Liberty Matters

Beyond Labels


I would next like to take up the question raised by Daniel Mahoney regarding what kind of “liberal” Tocqueville was. Mahoney is justified, I think, in calling him a “conservative liberal,” but one wonders what Tocqueville would have said about that. I have no way of offering a clear answer to this question, but as a second best, I propose that we consider three key passages drawn from different writings of Tocqueville from 1837 to 1841. The first one is a note accidentally found and published for the first time by his biographer, Antoine Redier in 1925; the second is from Tocqueville’s notes for Democracy in America; the third is from a letter to his English translator, Henry Reeve.
In the first, “My instincts, my opinions” (probably from 1841), Tocqueville described his political beliefs as follows:
I have an instinctual preference for democratic institutions, but I am aristocratic by instinct, that is I despise and fear the crowd. I passionately love freedom, legality, the respect for rights but not democracy. This is the base of my soul. I hate demagogy, the disorderly action of the masses, their violent and uneducated participation in affairs, the lower classes’ envious passions, the irreligious tendencies.… I belong neither to the revolutionary party nor the conservative party. But in the end I hold more to the latter than to the former. For I differ from the second more by the means than by the end, while I differ from the former by both means and end. Freedom is the first of my passions.
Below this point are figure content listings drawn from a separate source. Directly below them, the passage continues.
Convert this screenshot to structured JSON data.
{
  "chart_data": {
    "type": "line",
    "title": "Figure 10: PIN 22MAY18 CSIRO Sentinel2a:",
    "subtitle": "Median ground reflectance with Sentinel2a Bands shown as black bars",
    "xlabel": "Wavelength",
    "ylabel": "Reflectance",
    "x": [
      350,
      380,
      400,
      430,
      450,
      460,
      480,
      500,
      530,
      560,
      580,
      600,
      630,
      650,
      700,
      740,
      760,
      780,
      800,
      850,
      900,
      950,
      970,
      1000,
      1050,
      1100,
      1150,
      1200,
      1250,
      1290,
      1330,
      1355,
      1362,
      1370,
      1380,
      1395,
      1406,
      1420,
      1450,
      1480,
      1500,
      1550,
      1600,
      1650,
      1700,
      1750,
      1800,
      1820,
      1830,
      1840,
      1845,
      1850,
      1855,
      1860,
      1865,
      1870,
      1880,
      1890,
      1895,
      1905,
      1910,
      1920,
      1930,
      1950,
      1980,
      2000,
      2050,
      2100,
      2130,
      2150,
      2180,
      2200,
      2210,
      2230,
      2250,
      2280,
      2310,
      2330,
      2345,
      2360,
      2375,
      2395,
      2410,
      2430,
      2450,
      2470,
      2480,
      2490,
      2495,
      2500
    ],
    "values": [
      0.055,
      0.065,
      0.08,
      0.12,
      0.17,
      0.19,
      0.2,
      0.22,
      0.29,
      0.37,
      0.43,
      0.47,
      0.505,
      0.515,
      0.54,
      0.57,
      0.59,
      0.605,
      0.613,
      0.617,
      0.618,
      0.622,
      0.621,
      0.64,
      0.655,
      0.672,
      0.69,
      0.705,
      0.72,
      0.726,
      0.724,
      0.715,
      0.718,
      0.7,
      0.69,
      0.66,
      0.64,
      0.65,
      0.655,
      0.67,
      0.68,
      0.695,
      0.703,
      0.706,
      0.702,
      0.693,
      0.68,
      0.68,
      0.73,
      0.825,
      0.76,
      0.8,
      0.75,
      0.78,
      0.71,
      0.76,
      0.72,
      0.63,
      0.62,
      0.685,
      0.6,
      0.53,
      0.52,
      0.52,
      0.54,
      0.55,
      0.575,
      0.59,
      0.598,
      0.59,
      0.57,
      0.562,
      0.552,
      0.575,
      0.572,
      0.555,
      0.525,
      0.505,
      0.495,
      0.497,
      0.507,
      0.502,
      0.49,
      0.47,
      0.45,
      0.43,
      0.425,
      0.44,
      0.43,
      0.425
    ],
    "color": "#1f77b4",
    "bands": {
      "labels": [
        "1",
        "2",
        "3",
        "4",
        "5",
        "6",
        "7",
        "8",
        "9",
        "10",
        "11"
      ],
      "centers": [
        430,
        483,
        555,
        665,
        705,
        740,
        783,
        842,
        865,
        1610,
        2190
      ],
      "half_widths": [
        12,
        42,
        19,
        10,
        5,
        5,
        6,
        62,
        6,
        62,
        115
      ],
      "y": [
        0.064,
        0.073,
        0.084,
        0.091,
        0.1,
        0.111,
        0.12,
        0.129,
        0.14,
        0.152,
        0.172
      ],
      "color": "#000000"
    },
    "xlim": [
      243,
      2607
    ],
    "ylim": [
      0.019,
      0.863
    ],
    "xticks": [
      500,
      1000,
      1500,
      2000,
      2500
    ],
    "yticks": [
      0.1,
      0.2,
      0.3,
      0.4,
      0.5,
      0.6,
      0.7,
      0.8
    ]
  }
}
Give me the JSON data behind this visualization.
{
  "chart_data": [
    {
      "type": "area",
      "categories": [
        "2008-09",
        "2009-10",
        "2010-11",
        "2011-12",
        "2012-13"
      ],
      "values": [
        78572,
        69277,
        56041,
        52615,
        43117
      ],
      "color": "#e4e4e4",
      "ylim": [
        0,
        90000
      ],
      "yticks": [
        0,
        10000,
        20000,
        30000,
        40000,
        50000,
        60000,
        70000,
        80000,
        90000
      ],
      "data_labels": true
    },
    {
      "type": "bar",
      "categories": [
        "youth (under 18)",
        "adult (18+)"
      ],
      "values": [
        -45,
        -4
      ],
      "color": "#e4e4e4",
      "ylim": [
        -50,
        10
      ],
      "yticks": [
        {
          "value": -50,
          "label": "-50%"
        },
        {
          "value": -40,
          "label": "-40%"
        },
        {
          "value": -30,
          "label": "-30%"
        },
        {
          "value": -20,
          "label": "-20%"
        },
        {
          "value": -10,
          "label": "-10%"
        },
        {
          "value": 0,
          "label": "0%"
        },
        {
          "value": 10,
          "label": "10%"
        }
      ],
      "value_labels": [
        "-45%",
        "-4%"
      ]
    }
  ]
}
This is what is true.
Here we have the conservative side of Tocqueville, who distrusts the disorderly actions of the masses.
The second fragment seems to tell a slightly different story and was written in 1837-38, as Tocqueville was conceiving volume two of Democracy in America.
You see that my tendencies are always democratic. I am a partisan of democracy without entertaining any illusions about its flaws and without ignoring its dangers. I am an even greater partisan [of democracy] since I believe that I see more clearly than others, because I am profoundly convinced that there is no means of stopping its triumph, and that it is possible to diminish the evils it brings and to produce the good it promises only by working with it and guiding it as much as possible.
Tocqueville argues here not only that democracy could not be stopped, but also that its triumph was both right and beneficial for mankind, if democracy can be properly “moderated” and purified of its anarchical tendencies.
Finally, in a famous letter to Henry Reeve in 1837, Tocqueville presented himself as an impartial observer placed in a perfect equilibrium between past and future, or between aristocracy and democracy. The chance of birth had made him very comfortable defending both the values of aristocracy and democracy. “In a word,” he concluded, “I was so thoroughly in equilibrium between the past and the future that I felt naturally and instinctively attracted toward neither the one nor the other. I did not need to make great efforts to cast calm glances on both sides.”
What then of Tocqueville’s “true” convictions? François Furet once described him as “a democrat by intellect but an aristocrat at heart,” while Alan Kahan referred to him as “an aristocratic liberal.” I once described him as an unconventional, eclectic moderate. All these labels are probably justified, but they may not render full justice to the complexity of Tocqueville’s political vision. Yet they all suggest that the greatness of Tocqueville does not lie in any single doctrine that he may have espoused but in the ambivalent and critical ways in which he analyzed the multiple facets of democracy as a new social condition and form of government.